At low charging speed (C/2, C/5 or even less), the lithium ions are intercalating themselves smoothly in the graphite sheets, without damaging the electrodes.

When the charge rate increases, this intercalation gets harder and harder. If the rate is too strong, Lithium ions have no time to penetrate the electrode properly and just deposit on its surface, which causes the battery to age prematurely. 

Fast charging rates like 4C or 10C are possible, for example for mobile or electric vehicles batteries, but the electrode constructions are different, and the expected lifespan is shorter.

Depending on how much time your application needs to be recharged and your use case, you’ll need to find the right trade-off between the necessary charging time and speed and the aging of the battery. A C/50 charging rate is better for the electrodes but not every application can afford more than 50 hours charging time! A 2C charging time (30m) is possible but will accelerate the aging of the battery.  

Therefore, Saft recommends limiting the charge rate of its MP range to C or less.  


Top tip 5: Control the charging temperature 

Most Li-Ion batteries use graphite type material in one electrode. An elevated charging temperature provokes the exfoliation of the graphite sheets which hastens permanent capacity loss in the battery. This phenomenon can be aggravated when associated to a high charging rate: the charging current increases the temperature and causes an acceleration of the exfoliation phenomenon.

A high voltage level coupled to a high temperature causes the electrochemistry to generate gases inside the cell which accelerates chemistry ageing. Depending on the cell construction, high temperatures can also generate cell swelling. Such a deformation can cause safety hazards when the battery casing or device location have not been designed to support it. Make sure not to exceed the limits set by the battery manufacturer, or —for example— put a cell on full charge for an extended amount of time in an overheated car in the height of summer!

If the battery design does not include the mandatory safeguards to avoid overcharge, over-discharge and over temperature, a cell internal temperature higher than 130°C could lead to a thermal runaway.

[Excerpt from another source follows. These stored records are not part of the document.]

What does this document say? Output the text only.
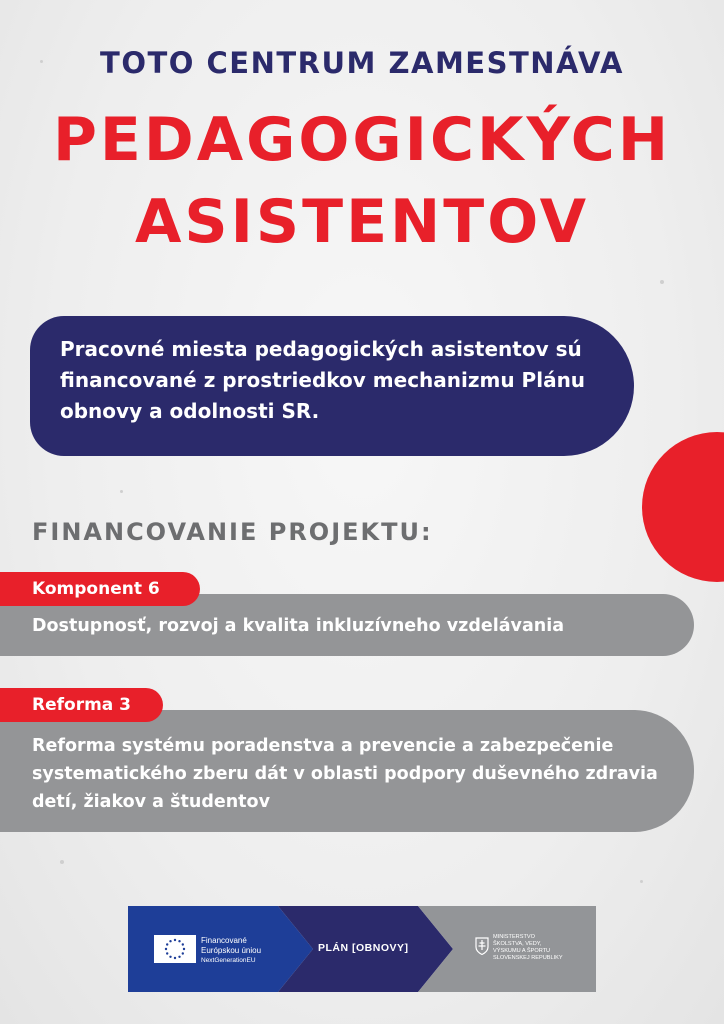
TOTO CENTRUM ZAMESTNÁVA
PEDAGOGICKÝCH
ASISTENTOV

Pracovné miesta pedagogických asistentov sú financované z prostriedkov mechanizmu Plánu obnovy a odolnosti SR.

FINANCOVANIE PROJEKTU:

Dostupnosť, rozvoj a kvalita inkluzívneho vzdelávania

Komponent 6

Reforma systému poradenstva a prevencie a zabezpečenie systematického zberu dát v oblasti podpory duševného zdravia detí, žiakov a študentov

Reforma 3
Financované
Európskou úniou
NextGenerationEU
PLÁN [OBNOVY]
MINISTERSTVO
ŠKOLSTVA, VEDY,
VÝSKUMU A ŠPORTU
SLOVENSKEJ REPUBLIKY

Most li-ion batteries can only withstand a maximum temperature of 60°C and are recommended to be charged at a maximum of 45°C under a C/2 charge rate, whereas Saft’s MP range can sustain a C charge rate up to 60°C and even C/5 up to +85°C for the xtd products thanks to its unique design.

Very few batteries can be charged below 0°C. The electrode sheets contract and the electrolyte electronic conductivity gets lower which complicates the intercalation of the ions in the graphite. Lithium deposit can be generated which cause permanent capacity loss. To compensate and allow for the ion to intercalate properly, some manufacturers recommend charging the battery at very slow rate (C/20) when operating below 0°C. 

Saft’s MP range can handle charges at very cold temperatures —up to -30°C!— when applying C/8 and even C/5 rates. 


Let’s summarize our 5 top tips on how to charge your industrial-grade lithium-ion batteries to optimize their lifespan: 

Top tip 1: Understand the battery language. Knowing how a battery works will help you optimize the way you charge and discharge to make the most of your rechargeable battery

Top tip 2: Respect a CCCV charging process, especially when on floating mode (the charger is your best friend): Rechargeable batteries need to follow a specific charging process, usually handled by a carefully selected charger. 

Top tip 3: Carefully design your BMS (your other best friend), especially when using multiple cells battery pack.

Top tip 4: Lower your charging C rate: At low charging speed, the ions are intercalating themselves smoothly in the electrode, thus extending the battery’s lifetime.

Top tip 5: Control the charging temperature: Batteries work best when charged at ambient temperature. High or low temperatures lead to premature ageing of the battery.